Common sense. Not something bureaucrats know.

He grew up on the river, soaring out over the international border on a tire swing, splashing in the lazy current, frying fresh-caught catfish with his Mexican buddies on one shore or the other. Border life has a unique culture and rhythm, he says, and he can't stand to see it locked down behind steel fencing. Or cut off by destroying a footbridge.

That's a point that is not often discussed, nor, I confess, one I thought of: making the border a garrison disrupts normal life, destroys culture.

The local sheriff, Arvin West, backs him up. Sheriff West believes that security imperatives will one day require the bridge to close. He acknowledges that it can enable illegal immigration -- in fact, his own grandfather used it to sneak into this country. But Mr. West says the bridge is hardly a threat and calls it ridiculous for the government to target a flimsy string of two-by-fours when miles of border remain unsecured. So for now, he vows to stand "toe to toe and nose to nose" against any federal official who tries to shut down the crossing.

The sheriff's grandfather crossed into the US on that bridge, and now the grandson is a law enforcement officer. Gives lie to the argument of cutting off immigration, no? Yes.

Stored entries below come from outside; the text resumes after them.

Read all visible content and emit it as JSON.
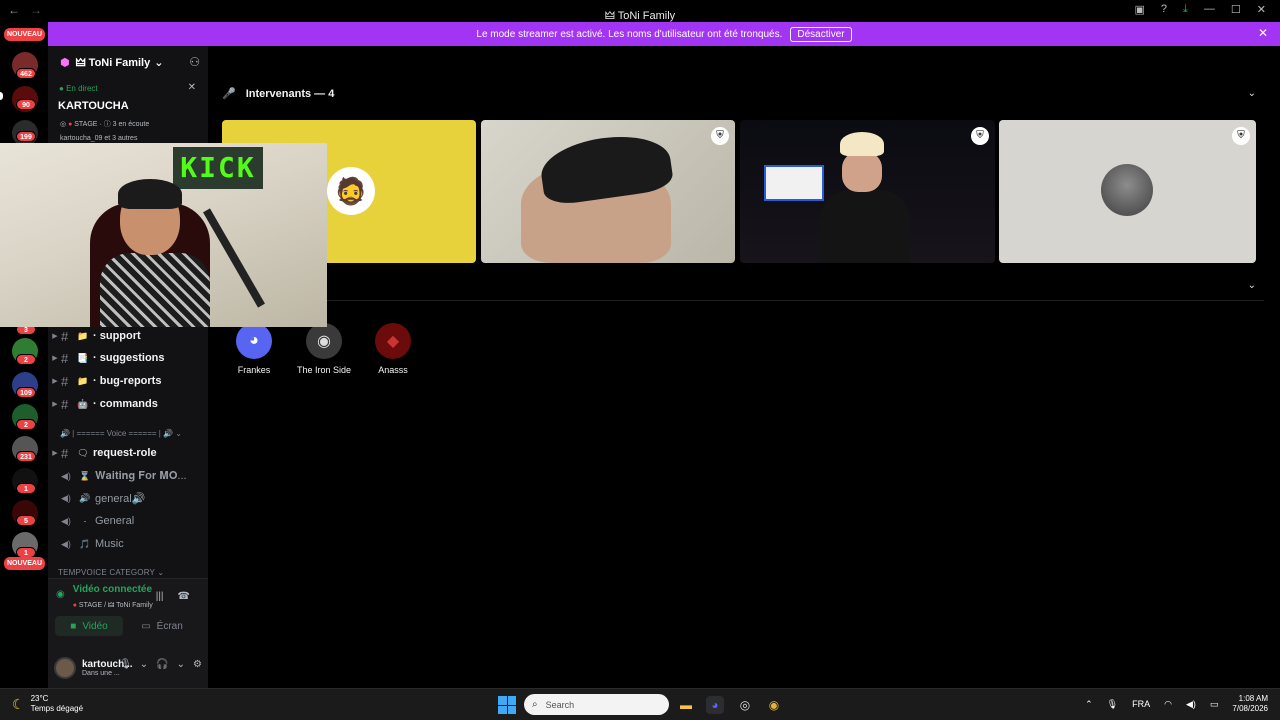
{
  "titlebar": {
    "title": "🜲 ToNi Family",
    "back": "←",
    "forward": "→"
  },
  "banner": {
    "message": "Le mode streamer est activé. Les noms d'utilisateur ont été tronqués.",
    "button": "Désactiver"
  },
  "rail": {
    "new_top": "NOUVEAU",
    "new_bottom": "NOUVEAU",
    "badges": [
      "462",
      "90",
      "199",
      "3",
      "2",
      "109",
      "2",
      "231",
      "1",
      "5",
      "1"
    ]
  },
  "server": {
    "name": "🜲 ToNi Family"
  },
  "live": {
    "status": "En direct",
    "host": "KARTOUCHA",
    "stage": "STAGE",
    "listening": "3 en écoute",
    "others": "kartoucha_09 et 3 autres"
  },
  "channels": [
    {
      "icon": "📁",
      "label": "support"
    },
    {
      "icon": "📑",
      "label": "suggestions"
    },
    {
      "icon": "📁",
      "label": "bug-reports"
    },
    {
      "icon": "🤖",
      "label": "commands"
    }
  ],
  "voice_separator": "🔊 | ====== Voice ====== | 🔊",
  "request_role": {
    "icon": "🗨",
    "label": "request-role"
  },
  "voice_channels": [
    {
      "icon": "⌛",
      "label": "𝐖𝐚𝐢𝐭𝐢𝐧𝐠 𝐅𝐨𝐫 𝐌𝐎..."
    },
    {
      "icon": "🔊",
      "label": "general🔊"
    },
    {
      "icon": "·",
      "label": "General"
    },
    {
      "icon": "🎵",
      "label": "Music"
    }
  ],
  "tempvoice_category": "TEMPVOICE CATEGORY",
  "voice_panel": {
    "status": "Vidéo connectée",
    "location": "STAGE / 🜲 ToNi Family",
    "video_label": "Vidéo",
    "screen_label": "Écran"
  },
  "user": {
    "name": "kartouch...",
    "status": "Dans une ..."
  },
  "stage": {
    "speakers_header": "Intervenants — 4",
    "audience": [
      {
        "name": "Frankes",
        "color": "#5865f2"
      },
      {
        "name": "The Iron Side",
        "color": "#3a3a3a"
      },
      {
        "name": "Anasss",
        "color": "#6b0b0b"
      }
    ]
  },
  "webcam": {
    "sign": "KICK"
  },
  "taskbar": {
    "temp": "23°C",
    "weather": "Temps dégagé",
    "search_placeholder": "Search",
    "lang": "FRA",
    "time": "1:08 AM",
    "date": "7/08/2026"
  },
  "colors": {
    "accent": "#a135f3",
    "online": "#23a55a",
    "badge": "#ed4245"
  }
}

The letter from Homeland Security did contain a vague threat of unilateral action: "Our goal is to work...in a peaceful and cooperative manner," it read, "...however, we cannot allow your bridge" to remain open.

Mr. Addington shrugs off the warning. He'll take that risk, he says, for his friends across the border, for his fellow ranchers who rely on day laborers from Mexico, for the memory of those dances and the long evenings after the cotton harvest, when people from two nations bonded over barbecue.

"We should be building bridges, not walls," Mr. Addington says. "I'm not taking it down."